KRS-One (Sensei Publications, July 31)
One of the earliest socially conscious rappers, the outspoken Kris Parker offers up his first collection of writings, which stand in remarkable contrast to the thugged-out, bling-crazy state of mind of mainstream, contemporary hip-hop.

Modernity and Progress: Fitzgerald, Hemingway, Orwell
Ronald Berman (U. of Alabama Press, August)
We’re not actually sure who would win in a bar fight — but if we had the choice, we’d read Orwell’s account of the fight in question. (Though it’s quite possible that the two Americans would gang up on the Englishman, and Fitzgerald would totally grab a chair and just start swinging it over his head, crying like a three-year-old the whole time.)

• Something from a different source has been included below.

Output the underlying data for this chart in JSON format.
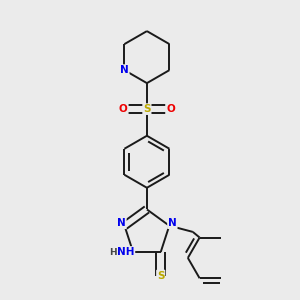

Belle and Sebastian: Just A Modern Rock Story
Paul Whitelaw (St. Martin’s Griffin, August 1)
This book is probably more than just anecdotes about the numerous times when people realized Belle and Sebastian weren’t just two guys named Belle and Sebastian. But we can’t make any guarantees.

Franz Kafka Encyclopedia
Richard T. Gray (Greenwood, August)
Because what else would you rather do on a sweltering summer day at the beach than get in touch with your inner feelings of paralytic claustrophobia? (See the fools at play and oblivious in the monotonous surf!



Towelhead: A Novel
Alicia Erian (Simon and Schuster)
This powerful coming-of-age story (set on the eve of the first Gulf War) finds a 13-year-old living with her traditionalist Lebanese father in Houston, dealing with the crises of puberty on her own. 

Europe Central
William T. Vollman (Viking)
At a lean 832 pages this represents one of Vollman’s lighter romps through topics of world-historical import. Somehow he’s managed a provocative, fictional look at the mess that was the first half of the 20th century.

The Hungry Tide: A Novel
Amitav Ghosh (Houghton Mifflin) 
Set in a remote archipelago off the coast of India , Ghosh’s latest novel (her fifth) is part anthropology, part romance and part elegy — and as an added thrill-bonus, Bengal tigers might attack any character at any moment.

Never Let Me Go
Kazuo Ishiguro (Knopf)
Everybody’s talking about Ishiguro’s artful investigation into the near-future ramifications of cloning for human gain (in this case, using friendly clones as organ-generating machines). You should be too.

The Diary of Andrés Fava 
Julio Cortázar (translated by Anne McLean, Archipelago Press)
Cortazar is an ever-so slightly unsung 20th century master of the short story (he can’t officially be unsung… after all, his story Blow Up was made into the famous Antonioni film). Amazingly though, this is the first English translation of The Diary.